Note: This excerpt is NOT for commercial purposes, but for EDUCATIONAL research and discussion.
Syria's torturers were not without their tutors, and one of the earliest of them was still living in George Haddad Street, a quiet, tree-lined thoroughfare not far from the British Embassy. He was an Austrian pensioner of 71, a reticent old man known to his neighbours as George Fischer, an apparently harmless eccentric who kept pet rabbits on the roof of his apartment. Every day at ten o'clock, he took a constitutional walk outside his home and once a week he visited the Hamadiyeh souq next to the Umayyad mosque to buy vegetables. All that distinguished him from other visitors to the market were his blue eyes, four missing fingers and the two mukhabarrat* gunmen who always accompanied him to the souk, Kalashnikovs in their hands.
A visit to George Haddad Street confirmed that Fischer was no ordinary retired expatriate. He lived on the third floor of a yellow-painted apartment building but his name did not appear beside any of the doorbells that were screwed onto the wall next to the tall wrought-iron double gate. Fischer's exclusivity was doubly emphasised by the young man who stood, day and night, opposite his gate, dressed in a black leather zip-up jacket with a pistol in his belt. At each end of the street, there stood two more Syrian security men, one resting a submachine-gun on his shoulder.
Certainly, Fischer had need of protection. In 1981, a parcel arrived for him with a Vienna postmark franked on the paper. It contained explosives and blew off four of his fingers. He had told a neighbour - a diplomat from the Swedish Embassy - that once, long ago, he used to train German shepherd dogs for the Syrian army. And one night, when he was very drunk, he told a friend that, before President Assad's** 'corrective' revolution, he had instructed the Syrian security apparatus in the use of an ingenious interrogation machine. It was a wheel upon which prisoners could be strapped and beaten with electric cable. Every few minutes, an automatic pump would spray water through the wheel to open the prisoners' wounds, whereupon the whippings could start again.
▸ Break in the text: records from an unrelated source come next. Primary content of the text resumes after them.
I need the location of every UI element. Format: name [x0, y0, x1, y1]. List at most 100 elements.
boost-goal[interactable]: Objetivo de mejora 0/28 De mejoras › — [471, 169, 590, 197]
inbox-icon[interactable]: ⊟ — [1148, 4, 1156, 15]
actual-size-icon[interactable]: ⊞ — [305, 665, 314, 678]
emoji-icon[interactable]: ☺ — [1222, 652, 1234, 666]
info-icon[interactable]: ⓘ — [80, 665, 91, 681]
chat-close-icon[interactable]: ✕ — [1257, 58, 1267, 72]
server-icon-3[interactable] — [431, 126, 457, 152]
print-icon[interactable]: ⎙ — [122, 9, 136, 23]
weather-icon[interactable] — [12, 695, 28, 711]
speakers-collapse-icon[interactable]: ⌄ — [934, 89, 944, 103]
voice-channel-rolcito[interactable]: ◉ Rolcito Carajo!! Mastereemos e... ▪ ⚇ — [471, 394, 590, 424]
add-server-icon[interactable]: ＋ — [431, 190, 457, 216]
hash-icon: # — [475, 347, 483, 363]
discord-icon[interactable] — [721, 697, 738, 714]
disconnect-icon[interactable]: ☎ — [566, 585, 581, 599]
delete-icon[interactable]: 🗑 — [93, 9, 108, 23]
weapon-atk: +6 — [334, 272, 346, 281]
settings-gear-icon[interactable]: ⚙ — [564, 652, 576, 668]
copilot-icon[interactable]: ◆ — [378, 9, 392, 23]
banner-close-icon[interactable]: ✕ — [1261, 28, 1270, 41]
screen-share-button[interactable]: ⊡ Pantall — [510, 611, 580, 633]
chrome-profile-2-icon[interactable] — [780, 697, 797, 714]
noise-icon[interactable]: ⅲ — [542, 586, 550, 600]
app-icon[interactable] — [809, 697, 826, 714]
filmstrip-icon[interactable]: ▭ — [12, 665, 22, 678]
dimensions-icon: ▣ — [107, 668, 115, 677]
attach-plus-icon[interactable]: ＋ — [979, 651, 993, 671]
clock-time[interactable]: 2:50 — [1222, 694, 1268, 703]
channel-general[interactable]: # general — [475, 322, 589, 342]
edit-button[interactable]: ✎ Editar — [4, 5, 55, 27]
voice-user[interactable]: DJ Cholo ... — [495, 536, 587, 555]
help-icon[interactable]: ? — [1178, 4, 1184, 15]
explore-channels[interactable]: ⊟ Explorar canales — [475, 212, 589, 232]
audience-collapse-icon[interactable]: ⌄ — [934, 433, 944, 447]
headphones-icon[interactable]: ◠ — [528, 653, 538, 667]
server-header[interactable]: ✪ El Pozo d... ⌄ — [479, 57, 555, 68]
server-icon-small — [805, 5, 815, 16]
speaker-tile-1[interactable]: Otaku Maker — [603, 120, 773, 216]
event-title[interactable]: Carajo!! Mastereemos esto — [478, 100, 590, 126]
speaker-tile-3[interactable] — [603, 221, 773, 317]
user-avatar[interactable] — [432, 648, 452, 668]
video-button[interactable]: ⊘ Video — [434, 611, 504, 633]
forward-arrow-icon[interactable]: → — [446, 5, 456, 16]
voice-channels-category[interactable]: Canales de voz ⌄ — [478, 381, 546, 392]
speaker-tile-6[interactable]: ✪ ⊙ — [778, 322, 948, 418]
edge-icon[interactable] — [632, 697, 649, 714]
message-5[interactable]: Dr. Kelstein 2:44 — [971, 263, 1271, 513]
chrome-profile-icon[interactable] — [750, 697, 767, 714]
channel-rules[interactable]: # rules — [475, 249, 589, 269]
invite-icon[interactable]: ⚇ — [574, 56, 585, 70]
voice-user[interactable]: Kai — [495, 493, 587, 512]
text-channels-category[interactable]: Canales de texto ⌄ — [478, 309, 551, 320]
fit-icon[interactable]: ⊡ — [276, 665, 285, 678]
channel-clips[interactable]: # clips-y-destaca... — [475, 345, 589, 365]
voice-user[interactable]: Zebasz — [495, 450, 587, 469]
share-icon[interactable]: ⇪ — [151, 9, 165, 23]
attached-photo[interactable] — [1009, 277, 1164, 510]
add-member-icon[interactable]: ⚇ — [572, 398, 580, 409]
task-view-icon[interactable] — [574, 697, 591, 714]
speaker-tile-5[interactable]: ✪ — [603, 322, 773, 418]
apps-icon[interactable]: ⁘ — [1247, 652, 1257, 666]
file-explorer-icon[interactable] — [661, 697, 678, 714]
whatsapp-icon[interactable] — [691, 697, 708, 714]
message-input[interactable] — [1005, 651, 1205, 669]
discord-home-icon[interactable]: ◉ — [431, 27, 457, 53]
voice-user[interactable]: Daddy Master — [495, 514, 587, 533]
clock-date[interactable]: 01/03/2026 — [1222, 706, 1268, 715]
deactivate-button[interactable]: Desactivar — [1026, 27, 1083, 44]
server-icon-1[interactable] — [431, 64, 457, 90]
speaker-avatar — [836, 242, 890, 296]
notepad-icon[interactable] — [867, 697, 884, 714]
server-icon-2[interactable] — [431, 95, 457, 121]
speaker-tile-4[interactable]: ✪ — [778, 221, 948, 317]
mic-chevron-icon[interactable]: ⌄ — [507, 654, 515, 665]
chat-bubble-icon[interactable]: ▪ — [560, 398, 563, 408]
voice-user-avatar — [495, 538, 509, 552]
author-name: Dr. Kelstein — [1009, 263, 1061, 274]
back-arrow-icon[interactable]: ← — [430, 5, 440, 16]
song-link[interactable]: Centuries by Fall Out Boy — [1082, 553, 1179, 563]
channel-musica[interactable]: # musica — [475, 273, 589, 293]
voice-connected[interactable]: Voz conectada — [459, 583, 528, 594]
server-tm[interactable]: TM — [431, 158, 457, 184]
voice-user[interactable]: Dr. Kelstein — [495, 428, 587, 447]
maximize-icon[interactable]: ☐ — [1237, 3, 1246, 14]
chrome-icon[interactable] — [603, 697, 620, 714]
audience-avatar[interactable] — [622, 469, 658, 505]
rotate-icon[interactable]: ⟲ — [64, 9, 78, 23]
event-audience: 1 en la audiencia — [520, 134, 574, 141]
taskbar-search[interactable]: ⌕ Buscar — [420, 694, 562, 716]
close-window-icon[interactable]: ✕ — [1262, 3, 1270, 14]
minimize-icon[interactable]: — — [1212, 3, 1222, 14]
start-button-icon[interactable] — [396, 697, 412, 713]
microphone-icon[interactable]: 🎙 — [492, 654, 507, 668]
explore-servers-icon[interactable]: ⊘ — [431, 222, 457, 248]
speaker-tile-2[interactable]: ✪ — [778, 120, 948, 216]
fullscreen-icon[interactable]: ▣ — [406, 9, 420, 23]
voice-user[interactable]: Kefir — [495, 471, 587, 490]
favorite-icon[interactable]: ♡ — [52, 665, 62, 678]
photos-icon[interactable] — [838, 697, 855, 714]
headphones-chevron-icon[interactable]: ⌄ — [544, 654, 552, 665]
If old Fischer was therefore an unconventional pensioner, his pedigree suggested an even more chilling career. For to his friend, he had confided that George Fischer was in fact Alois Brunner, SS Obsersturmbannführer, senior officer in the Sonderkommando der Sicherheitspolizei für Judenangelegenheiten, responsible for the deportation of tens of thousands of Jews from the Greek city of Salonika in 1943. Born in the Austrian village of Rohrbrunn in 1912, Brunner joined the Nazi Party in 1931 and entered the police school in Graz a year later. He assisted Adolf Eichmann in the arrest and deportation of Jews from Vienna in 1938 and was posted in 1943 to Salonika where, under the command of Maximilian Merten, he signed the orders for 46,091 Jews to be deported to Auschwitz and other extermination camps. Greek survivors of the Jewish Holocaust recall that he would whip uncooperative prisoners or threaten them while holding a revolver in each hand. He was subsequently transferred to command the French transit camp at Drancy, whence he deported a further 24,000 Jews to the camps in eastern Europe.
Then he disappeared. In the 1950s he was seen in Cairo, where he was allegedly helping Nasser to train the Egyptian security police in interrogation techniques. During the period of the United Arab Republic - the political union of Egypt and Syria - he travelled to Damascus, where he was still working, helping the Syrian secret service, when the Egyptian-Syrian alliance fell apart. In 1960, he advised on the purchase of 2,000 items of bugging equipment from East Germany, but his usefulness apparently ended. When Assad came to power in 1971, he 'inherited' Brunner who was, so the Syrians privately acknowledged, an embarrassment, an unsavoury throwback to the bad old days of reactionary Arab politics. Brunner was pensioned off after promising to remain silent. In return for keeping his mouth very firmly shut, he could stay in Damascus.
Robert Fisk, Pity the Nation: The Abduction of Lebanon, pp. 179-80.
*Syrian intelligence unit (my clarification)
** Syrian President Hafez Assad (my clarification)
Note: I apologise for any typing mistakes
So, any thoughts on Alois Brunner? I did a search for him on the forum but didn't come up with anything. Allegedly, he had helped the Syrians with torture methods.
Here's something I found (a Jewish website) about Alois Brunner: Link
On Brunner, from the Macedonian Press Agency
Alois Brunner to be tried in absentia
Something from the IHR
Also,
In 1987 in a telephone interview Alois Brunner told the Chicago Sun Times:
"The Jews deserved to die. I have no regrets. If I had the chance I would do it again .."
Source
Anyone know if that is true? Was something of the sort published in the Chicago Sun Times?